For difficult weeds, such as large thistles, an uncle used to go further, and INJECT herbicide with a syringe into the pith of the stalk.
Rhizomes or root-propagating species seem to be the worst to eradicate. Some grow in tall groves, such as sumac or stinging nettles, shading out the previous competition.
Others are trees, such as locust, which is also a legume, fixing nitrogen by aid of bacteria, so prospering where other plants lack nitrogen.
Black locust are particularly bad, since they're somewhat toxic to humans and ungulants (horses, domesticated cattle, some wildlife).
And some honey locust varieties that grow wild produce specialized branches with side "twigs" of up to 4" oriented-fiber sharp thorns. [URL]https://en.wikipedia.org/wiki/Honey_locust#/media/File:HoneyLocustThorn.JPG[/URL] (allegedly evolved as a defense against Pleistocene megafauna.) Repeated application of chain saws, brush mowers, and herbicides may work.
Herbicides diluted per package instructions may produce a reaction similar to irrigating with water.
Some farmers recommend making multiple axe-cuts in the top stump face to promote soaking-in of undiluted herbicide.
Lengthy soaking a stump in diesel fuel or furnace oil followed by ignition is said to work well too. (Although not to be considered during droughts;
underground roots may burn for days in dry sandy soil, and ignite nearby structures.)
Locust makes excellent firewood, better than oak. The wikipedia article claims use of the thorns as NAILS.
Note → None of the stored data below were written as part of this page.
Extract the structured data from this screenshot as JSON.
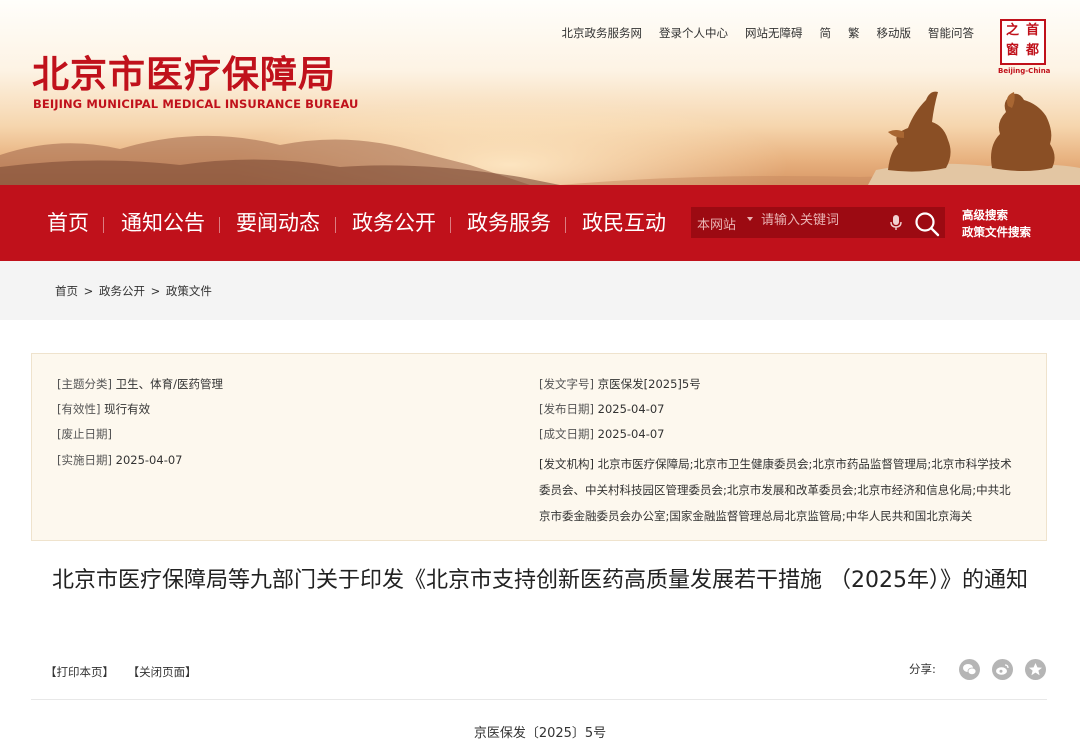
{
  "header": {
    "logo_cn": "北京市医疗保障局",
    "logo_en": "BEIJING MUNICIPAL MEDICAL INSURANCE BUREAU",
    "top_links": [
      "北京政务服务网",
      "登录个人中心",
      "网站无障碍",
      "简",
      "繁",
      "移动版",
      "智能问答"
    ],
    "seal_chars": [
      "首",
      "都",
      "之",
      "窗"
    ],
    "seal_en": "Beijing-China"
  },
  "nav": {
    "items": [
      "首页",
      "通知公告",
      "要闻动态",
      "政务公开",
      "政务服务",
      "政民互动"
    ],
    "search_scope": "本网站",
    "search_placeholder": "请输入关键词",
    "advanced_search": "高级搜索",
    "policy_search": "政策文件搜索"
  },
  "breadcrumb": {
    "items": [
      "首页",
      "政务公开",
      "政策文件"
    ],
    "separator": ">"
  },
  "info": {
    "topic": {
      "key": "[主题分类]",
      "value": "卫生、体育/医药管理"
    },
    "validity": {
      "key": "[有效性]",
      "value": "现行有效"
    },
    "repeal_date": {
      "key": "[废止日期]",
      "value": ""
    },
    "effective_date": {
      "key": "[实施日期]",
      "value": "2025-04-07"
    },
    "doc_number": {
      "key": "[发文字号]",
      "value": "京医保发[2025]5号"
    },
    "publish_date": {
      "key": "[发布日期]",
      "value": "2025-04-07"
    },
    "written_date": {
      "key": "[成文日期]",
      "value": "2025-04-07"
    },
    "issuing_orgs": {
      "key": "[发文机构]",
      "value": "北京市医疗保障局;北京市卫生健康委员会;北京市药品监督管理局;北京市科学技术委员会、中关村科技园区管理委员会;北京市发展和改革委员会;北京市经济和信息化局;中共北京市委金融委员会办公室;国家金融监督管理总局北京监管局;中华人民共和国北京海关"
    }
  },
  "document": {
    "title": "北京市医疗保障局等九部门关于印发《北京市支持创新医药高质量发展若干措施 （2025年）》的通知",
    "print_label": "【打印本页】",
    "close_label": "【关闭页面】",
    "share_label": "分享:",
    "share_icons": [
      "wechat-icon",
      "weibo-icon",
      "qzone-icon"
    ],
    "doc_number_line": "京医保发〔2025〕5号"
  },
  "colors": {
    "brand_red": "#c0111b",
    "info_bg": "#fdf8ee",
    "crumb_bg": "#f4f4f4"
  }
}
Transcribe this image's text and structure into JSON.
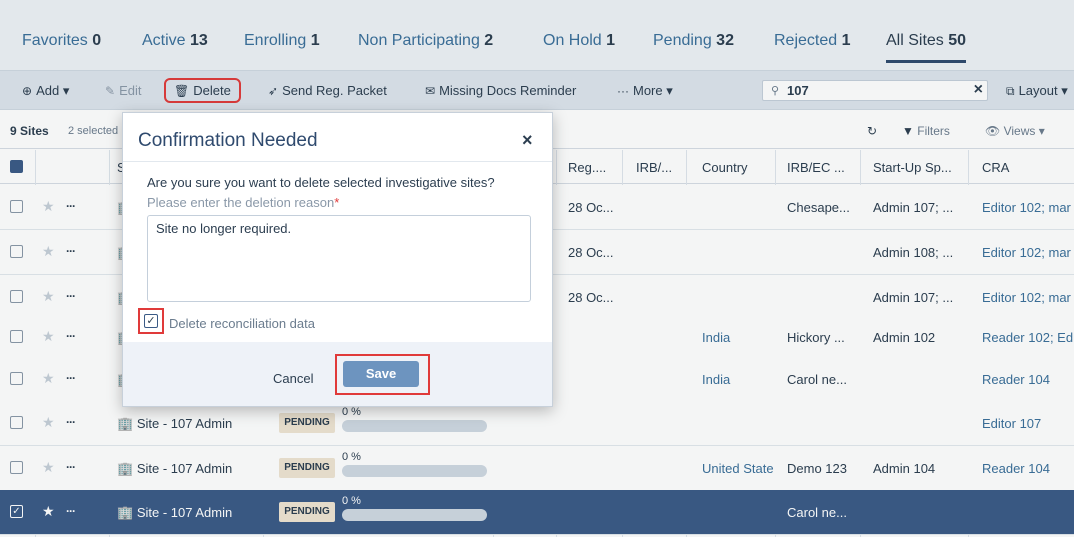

Walnut is known for emitting juglone from its roots, even after it's killed.
It makes an area unfit for juglone-sensitive species continuing for several years after removal of the walnut tree. (Raspberries as I recall are sensitive.)
Walnut saplings are very hardy, and the saw or lopper will need to make regular visits. If they're small enough, removal whole is best.
Walnuts are enthusiastically spread by squirrels planting nuts in the shell, taken from on or beneath existing walnut trees in the neighborhood.

For the more common and easily controlled garden weeds, a neighbor recommends smothering weeds from the start by newspaper weighted with compost.
This would not work so well on some I see in my walks around the neighborhood. Don't know the species, but it sends up shoots through the asphalt paved town road surface, pushing up small chunks of asphalt out of its way or breaking the pavement near its edge. The road crew retaliates by mowing the roadside wider.

Long ago, I had a home in Madison WI, and along the back fence raspberries grew. Adjacent neighbors also had them. After several years, the neighbors on the other side of the fence gave up on their back-fence flower garden that was constantly being invaded by raspberries both above ground and below, from 3 adjacent lots.

Dr Sardonicus 2021-05-17 19:26

[QUOTE=kriesel;578593]For difficult weeds, such as large thistles, an uncle used to go further, and INJECT herbicide with a syringe into the pith of the stalk.
<snip>[/quote]
Injecting herbicide is a useful method. It reduces the risk to other plants, especially with glyphosate, which is effectively sequestered by clay particles in soil.

Concentrated brush killer takes care of most small woody stumps. Having fresh cuts to absorb it does help. One exception is Asiatic Bush Honeysuckle. Patients of this species with stumps less than an inch or so in diameter show alarming signs of recovery after treatment with brush killer, and need additional sedation. Glyphosate 50% concentrate works better on those. Brush killer works fine on larger Asiatic Bush Honeysuckle stumps.

[quote]Walnut is known for emitting juglone from its roots, even after it's killed.
It makes an area unfit for juglone-sensitive species continuing for several years after removal of the walnut tree. (Raspberries as I recall are sensitive.)
Walnut saplings are very hardy, and the saw or lopper will need to make regular visits. If they're small enough, removal whole is best.
Walnuts are enthusiastically spread by squirrels planting nuts in the shell, taken from on or beneath existing walnut trees in the neighborhood.[/quote]Juglone is indeed toxic to some plants. Root contact is the principal means of poisoning. And black walnut roots spread far and wide. Juglone can also be leached into the soil from fallen leaves or other litter. It does break down in soil, but it takes months even in good soil with lots of organic matter.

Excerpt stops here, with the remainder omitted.